At a recent workshop for think-tank leaders, I asked a group of free-market advocates, "How many of you would want to be cloned?" Only one out of some seventy-five answered in the affirmative. When asked, "How many of you would support a ban on cloning?" only three individuals raised their hands. This informal poll posed an interesting dilemma: How does one prevent being cloned if there is no ban on cloning or prohibition on the collection of genetic information?

Part of the answer lies in medical privacy. One way to ensure that genetic information is not used without permission is to allow individuals to keep their medical records, including genetic information, private. That means Americans should not be forced to use a "unique health identifier." The Health Insurance Portability and Accountability Act of 1996 allows the federal government to create a new electronic database and to record in it a unique number for each American. The identifier would permit the federal government to tag, track, and monitor individuals' medical records. Supporters tout it as an efficient way to bill for health care services, standardize medical information, and give doctors greater access to patient records in emergencies.

But the road to abuses of genetic material runs through this bureaucratic mandate. The database makes all individual medical information available to the government. That could include patient tissue sample data. The assumption is that only essential data will be collected. But would it truly stay limited?

Consider an analogy. In order to apportion electoral votes among the states, the Constitution authorizes the federal government to conduct a census. All Washington needs to know for that purpose is an individual's name and place of residence. But census forms not only ask gender, age, and ethnic group, they seek information about how many bedrooms you have, how much you spend to heat your house, and other questions that have no relevance to the allotment of congressmen. The government and special interest groups comb through the information looking for excuses to create new programs, and businesses want the data for marketing purposes.

It can be expected that medical data will increasingly be used for those purposes as well. And useful medical research often requires access to the entire medical history of many individuals. ("What percentage of individuals over fifty years old had both ailment X and Y?")

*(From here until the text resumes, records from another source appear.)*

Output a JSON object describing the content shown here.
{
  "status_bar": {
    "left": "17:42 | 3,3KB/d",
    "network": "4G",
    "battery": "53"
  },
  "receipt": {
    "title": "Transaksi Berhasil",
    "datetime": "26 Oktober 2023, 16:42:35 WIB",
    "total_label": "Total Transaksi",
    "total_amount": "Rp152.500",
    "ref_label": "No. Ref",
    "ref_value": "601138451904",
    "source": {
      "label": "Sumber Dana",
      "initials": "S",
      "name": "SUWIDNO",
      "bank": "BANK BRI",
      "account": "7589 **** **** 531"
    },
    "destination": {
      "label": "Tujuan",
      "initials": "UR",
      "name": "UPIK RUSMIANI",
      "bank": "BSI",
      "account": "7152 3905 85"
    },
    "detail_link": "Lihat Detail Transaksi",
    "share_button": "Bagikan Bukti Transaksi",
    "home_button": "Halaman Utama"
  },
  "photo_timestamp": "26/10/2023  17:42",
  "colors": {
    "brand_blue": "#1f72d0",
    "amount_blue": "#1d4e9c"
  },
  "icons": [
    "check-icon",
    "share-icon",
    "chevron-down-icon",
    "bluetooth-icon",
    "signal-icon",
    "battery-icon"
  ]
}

As Dr. Bernadine Healy, former director of the National Institute of Health (NIH) recently pointed out, the patient identifier violates the fundamental ethical principle of research involving human subjects: informed consent. "Patients used in research must be informed, must understand any potential risks and benefits, and must voluntarily agree to participate," Dr. Healy says. "Patients may not be coerced into participating in research, and may not be deprived of care if they refuse. But with the federal database, patients do not have the choice of participating or not participating in research; all medical treatment becomes research data."

Further, as the NIH budget grows, its appetite for medical data will grow with it-meaning the new database will get heavy use. Congress plans to increase the agency's FY 1999 budget by $1.24 billion to a total of $14.8 billion-a 9.1 percent increase and $99 million more than President Clinton requested.

Congress might also undercut medical privacy through the Republican's so-called "Patient Protection Act." It would preempt thirty-five state laws protecting the confidentiality of medical information. While in some cases individuals might be better protected, in others, a diluted federal law will replace strong state laws. That is no way to protect patients.

Forcing Americans to share their personal medical information strips them of their right to privacy. As the ACLU's legislative Counsel Solange Bitol says, "Our laws are more protective of video rentals and the books we check out from the library than they are of our medical records."

Instead of regulating the "protection" of medical information, Congress should stop government information collection. Individuals could then protect themselves with private contracts that would state clearly whether patients permit the sharing of information for biomedical research. There need be no conflict between patient privacy and medical advancement. The key is the constitutional protection of medical privacy.